Ele também anunciou a inclusão da rede de ensino no Contrata+Brasil, com 160 mil escolas que poderão contratar os serviços diretamente dos MEIs. Também serão incluídos os bancos públicos, empresas estatais e entidades vinculadas ao Sistema Único de Saúde (SUS) e ao Ministério da Saúde.
A plataforma, hospedada no Gov.br, também pode ser usada por Estados e Municípios sem custos para as gestões locais. Em caso de trabalho disponível, os MEIS vão receber notificação por WhatsApp sobre a possibilidade de participar da contratação.

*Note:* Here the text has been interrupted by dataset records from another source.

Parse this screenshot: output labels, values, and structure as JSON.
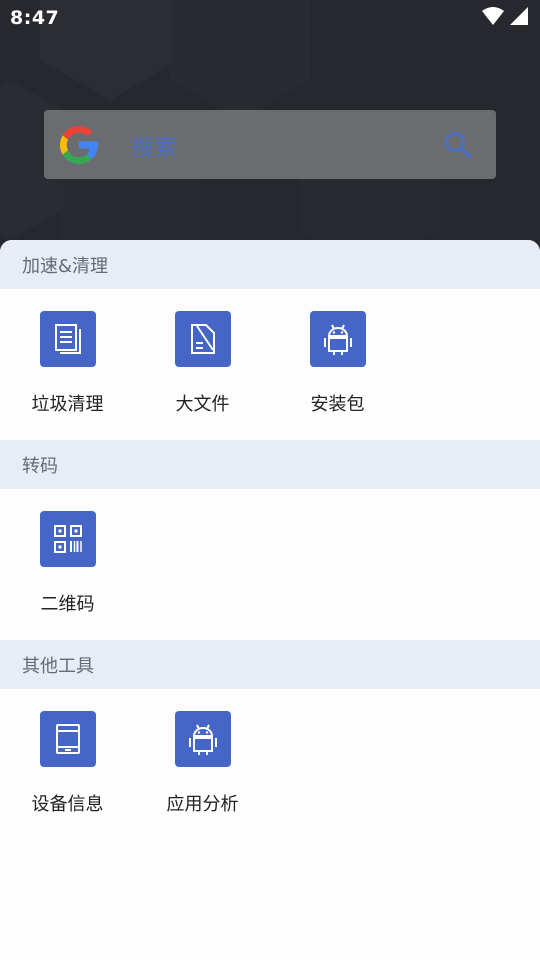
{
  "status_bar": {
    "time": "8:47"
  },
  "search": {
    "placeholder": "搜索"
  },
  "sections": [
    {
      "title": "加速&清理",
      "tools": [
        {
          "label": "垃圾清理",
          "icon": "document-stack-icon"
        },
        {
          "label": "大文件",
          "icon": "file-icon"
        },
        {
          "label": "安装包",
          "icon": "android-icon"
        }
      ]
    },
    {
      "title": "转码",
      "tools": [
        {
          "label": "二维码",
          "icon": "qr-code-icon"
        }
      ]
    },
    {
      "title": "其他工具",
      "tools": [
        {
          "label": "设备信息",
          "icon": "device-icon"
        },
        {
          "label": "应用分析",
          "icon": "android-icon"
        }
      ]
    }
  ],
  "colors": {
    "accent": "#4566c6",
    "section_bg": "#e8ecf4",
    "search_text": "#4a6fc4"
  }
}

“Em média, a contratação leva 10 dias. E o pagamento também é feito no máximo em 10 dias. Então é um processo muito célere de você ser contratado, prestar o serviço, mas também você receber por aquele serviço diretamente na sua conta”, detalhou Cilair.
Atualização do teto do MEI
O ministro do empreendorismo, Paulo Henrique Pereira, também aproveitou a coletiva para fazer um resumo das ações tomadas nos últimos meses. Ele detalhou o projeto do governo para reajustar o teto do MEI.
Apesar de argumentar que não há espaço fiscal atualmente para uma atualização ampla do Simples Nacional, ele defendeu que o tema precisará ser discutido “em algum modelo nos próximos anos”.
“O debate do Simples é mais complexo do que o debate do MEI. Vamos ter que discutir nos próximos anos a adaptação do Simples à reforma tributária. O debate do Simples demanda uma disposição orçamentária muito superior. […] Não existem condições fiscais para avançar esse debate. Mas eu não tenho dúvida que isso será discutido”, disse.